Polyus Gold International Ltd., the largest Russian gold producer, has considered using the zeppelins as an option to deliver heavy equipment to its Natalka project in the country’s far east, spokesman Sergey Lavrinenko said. “It was rejected, though, as at the time we couldn’t find a suitable offer on the market.”
About 10 years ago Hybrid Air of Cranfield, England, built its first blimp, which unlike a zeppelin, doesn’t have an internal frame. It was to be used for advertising and documentary filming. The company sold its second airship, with a 5-ton cargo capacity, to the U.S. Army for surveillance in Afghanistan though the army is returning it in December because of budget constraints.
Petropavlovsk’s Hambro said he would consider ordering one in the future for his business in Russia’s far east. Hybrid Air has developed and tested its non-rigid craft capable of performing in storm winds and conditions typical of Siberia and the Canadian tundra, spokesman Chris Daniels said. Those are the most likely regions where a lighter-than-air vehicle might get used.
To be sure, both Hybrid Air and Worldwide Aeros need to pass flight tests to get authority to fly their airships. Hybrid Air is expecting to get its certification within two to three years, Daniels said.
Hybrid Air is in talks with two companies that supply transport services to mining companies in Canada and expects to sign orders in the next couple of months for delivery as early as 2016, Daniels said. The airship will contain a rigid structure underneath the inflated canopy to carry 48 passengers and the cargo, he said.
For investors, the option of an explorer like Amur using an airship rather than raising funds to pay for a road before starting production is attractive, said John Meyer, an analyst at SP Angel Corporate Finance LLP in London.

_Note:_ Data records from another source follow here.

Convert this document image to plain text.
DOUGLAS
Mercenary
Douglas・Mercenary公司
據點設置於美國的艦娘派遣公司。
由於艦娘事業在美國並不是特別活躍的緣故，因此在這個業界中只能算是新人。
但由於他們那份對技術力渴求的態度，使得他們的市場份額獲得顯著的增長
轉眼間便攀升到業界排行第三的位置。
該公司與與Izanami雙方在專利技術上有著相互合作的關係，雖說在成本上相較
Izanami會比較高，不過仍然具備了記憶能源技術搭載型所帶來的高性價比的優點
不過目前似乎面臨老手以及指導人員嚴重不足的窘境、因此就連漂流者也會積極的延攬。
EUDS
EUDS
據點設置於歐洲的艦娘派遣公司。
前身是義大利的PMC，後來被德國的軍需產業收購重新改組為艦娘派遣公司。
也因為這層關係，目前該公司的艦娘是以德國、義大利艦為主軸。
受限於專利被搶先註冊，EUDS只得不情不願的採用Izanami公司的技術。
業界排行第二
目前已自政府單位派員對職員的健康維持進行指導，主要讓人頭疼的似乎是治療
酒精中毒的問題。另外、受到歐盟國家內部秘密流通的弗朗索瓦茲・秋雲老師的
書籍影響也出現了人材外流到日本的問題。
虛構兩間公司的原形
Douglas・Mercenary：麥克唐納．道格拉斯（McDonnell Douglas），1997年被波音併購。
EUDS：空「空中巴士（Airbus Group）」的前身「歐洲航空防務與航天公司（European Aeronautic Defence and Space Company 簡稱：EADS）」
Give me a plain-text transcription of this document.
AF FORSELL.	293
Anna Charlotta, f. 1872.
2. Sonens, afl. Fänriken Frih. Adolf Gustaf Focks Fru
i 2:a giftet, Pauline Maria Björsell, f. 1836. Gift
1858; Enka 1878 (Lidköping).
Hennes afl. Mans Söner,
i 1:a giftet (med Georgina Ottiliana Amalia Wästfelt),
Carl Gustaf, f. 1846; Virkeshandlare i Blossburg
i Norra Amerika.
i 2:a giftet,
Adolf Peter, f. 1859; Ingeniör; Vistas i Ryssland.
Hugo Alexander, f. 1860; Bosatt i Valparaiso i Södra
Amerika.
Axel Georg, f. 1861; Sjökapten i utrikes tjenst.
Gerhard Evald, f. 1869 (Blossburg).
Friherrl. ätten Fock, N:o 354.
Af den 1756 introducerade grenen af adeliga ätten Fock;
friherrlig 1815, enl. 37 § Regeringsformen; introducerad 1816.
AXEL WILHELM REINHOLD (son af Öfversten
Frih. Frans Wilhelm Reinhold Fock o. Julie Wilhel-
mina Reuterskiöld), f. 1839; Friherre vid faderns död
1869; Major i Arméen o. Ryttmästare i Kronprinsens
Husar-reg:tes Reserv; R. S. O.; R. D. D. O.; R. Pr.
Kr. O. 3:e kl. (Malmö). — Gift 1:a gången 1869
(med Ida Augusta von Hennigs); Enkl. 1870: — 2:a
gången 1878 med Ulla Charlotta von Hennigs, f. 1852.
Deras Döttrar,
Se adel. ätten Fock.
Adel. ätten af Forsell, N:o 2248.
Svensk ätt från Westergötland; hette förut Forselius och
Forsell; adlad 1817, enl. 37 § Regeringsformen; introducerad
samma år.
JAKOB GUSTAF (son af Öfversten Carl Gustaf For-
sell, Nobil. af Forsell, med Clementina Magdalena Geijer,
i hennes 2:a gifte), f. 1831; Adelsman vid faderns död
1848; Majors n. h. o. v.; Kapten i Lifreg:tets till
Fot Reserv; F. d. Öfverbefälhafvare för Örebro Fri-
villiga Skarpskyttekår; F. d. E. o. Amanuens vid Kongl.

“Amur’s project has a huge value, but the upfront funding and the fact it’s in Russia means that it’s difficult to finance,” Meyer said. “The ability to use an airship will completely transform the value of the company. They can start producing before spending all that extra money.” Amur, based in the British Virgin Islands, is named after the region of Siberia where it explores for nickel and copper.